Hasta que llegó el vuelco de los datos. Y tuvo que aprender a usar la terminal y a apretar las teclas con numeritos y letras y a relacionar cosas distintas. Entonces se pasaba la mitad del día jugando con la máquina y la otra mitad con las palabras cruzadas del diario. Y ahora que tenía más tiempo la empleada nueva, Magali, le había enseñado como se manejaba la máquina y había comenzado a acercársele y le hablaba, lo invitaba a tomar café. Y él iba. Y le parecía que estaba bien. Ahora, eso de salir con una mujer joven, ella con minifalda y pelo largo, le sentaba bien. Ya no era como siempre. Aunque de noche la cama estaba igual de fría y el techo igual de blanco. Pero él pensaba en esa chica, quería tenerla y la imaginaba junto a él, mientras miraba la televisión, algún programa estúpido, algún mamarracho que gesticulaba en la pantalla. Quería tener una mujer, ya no le bastaba pensar que era el apoderado del banco. Y ahora la duda se le aparecía como una sombra nocturna y vigilante. ¿Debía ir con ella al Tigre? El empleado de la sonrisa seria lo había invitado a él, a Magali y a otros el domingo a su casa del Paraná. ¿Qué le diría? ¿Podría hablarle tal vez de sus desvelos? Y así, pensando en eso se dormía mientras el televisor continuaba transmitiendo noticias y algún sermón.
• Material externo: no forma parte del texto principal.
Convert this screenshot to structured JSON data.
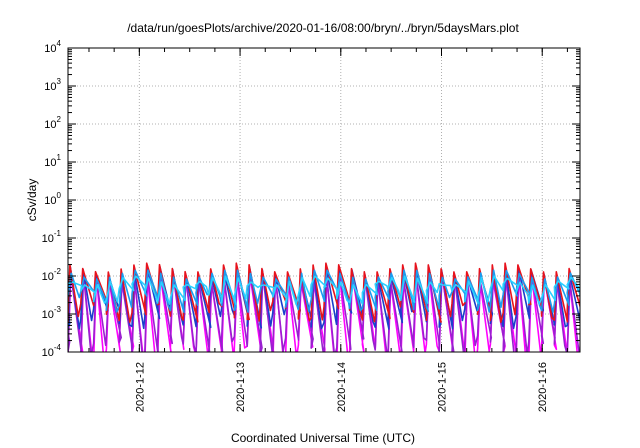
{
  "chart_data": {
    "type": "line",
    "title": "/data/run/goesPlots/archive/2020-01-16/08:00/bryn/../bryn/5daysMars.plot",
    "xlabel": "Coordinated Universal Time (UTC)",
    "ylabel": "cSv/day",
    "y_scale": "log",
    "ylim": [
      0.0001,
      10000
    ],
    "xlim": [
      "2020-01-11T07:00",
      "2020-01-16T09:00"
    ],
    "y_ticks": [
      {
        "value": 0.0001,
        "base": "10",
        "exp": "-4"
      },
      {
        "value": 0.001,
        "base": "10",
        "exp": "-3"
      },
      {
        "value": 0.01,
        "base": "10",
        "exp": "-2"
      },
      {
        "value": 0.1,
        "base": "10",
        "exp": "-1"
      },
      {
        "value": 1,
        "base": "10",
        "exp": "0"
      },
      {
        "value": 10,
        "base": "10",
        "exp": "1"
      },
      {
        "value": 100,
        "base": "10",
        "exp": "2"
      },
      {
        "value": 1000,
        "base": "10",
        "exp": "3"
      },
      {
        "value": 10000,
        "base": "10",
        "exp": "4"
      }
    ],
    "x_ticks": [
      {
        "value": "2020-01-12T00:00",
        "label": "2020-1-12"
      },
      {
        "value": "2020-01-13T00:00",
        "label": "2020-1-13"
      },
      {
        "value": "2020-01-14T00:00",
        "label": "2020-1-14"
      },
      {
        "value": "2020-01-15T00:00",
        "label": "2020-1-15"
      },
      {
        "value": "2020-01-16T00:00",
        "label": "2020-1-16"
      }
    ],
    "grid": true,
    "waveform": {
      "cycle_hours": 3.05,
      "phase_start": "2020-01-11T07:00",
      "note": "sawtooth cycles rising to peak then decaying"
    },
    "series": [
      {
        "color": "#ff00ff",
        "peak": 0.0085,
        "trough": 9e-05,
        "rise_fraction": 0.22
      },
      {
        "color": "#9a1fd0",
        "peak": 0.0095,
        "trough": 0.00015,
        "rise_fraction": 0.2
      },
      {
        "color": "#1a3fcc",
        "peak": 0.0135,
        "trough": 0.0008,
        "rise_fraction": 0.18
      },
      {
        "color": "#e8121c",
        "peak": 0.0165,
        "trough": 0.0012,
        "rise_fraction": 0.15
      },
      {
        "color": "#1a9cf0",
        "peak": 0.011,
        "trough": 0.0022,
        "rise_fraction": 0.25
      },
      {
        "color": "#2ad1ff",
        "peak": 0.0075,
        "trough": 0.0035,
        "rise_fraction": 0.3
      }
    ]
  }
}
Hasta que llegó el sábado. Cuando el primer rayo de luz llegó hasta los párpados de Luciano se incorporó, buscó los calcetines y se los puso. Se afeitó y se bañó, se puso desodorante como siempre. Buscó una vestimenta especial, algo distinto al traje gris del invierno. Al jean no se atrevía. Se puso un pantalón camel y una camisa blanca. Se miró varias veces al espejo y sonrió. Guardó en el bolsillo de la campera el repelente para insectos y antes de salir verificó varias veces que las canillas y las llaves del gas estuvieran cerradas. Tendió la cama y perfumó la casa con desodorante de ambientes. Cerró la puerta. Ascensor, puerta, pasos, colectivos, abrió el diario que siempre compraba los sábados por si había alguna oferta. Leyó los copetes. No podía seguir leyendo. Se imaginaba en el Tigre. A las once, había dicho Magali, frente a la boletería de Retiro. Eran apenas las diez y treinta. Llegaría antes y se tomaría un café con una aspirina en el bar. Para estar más lúcido, más relajado. ¿De qué hablarían? Y mientras pensaba en algunos nombres de acciones que cotizan en bolsa y los números de cuenta corriente de cada uno se acordó de que no recordaba si había cerrado la puerta del departamento. Eran las once menos cinco cuando se acordó de esto. Magali estaría ahí, parada en la estación, frente a la boletería, esperándolo. Faltaban sólo cinco minutos para la hora convenida.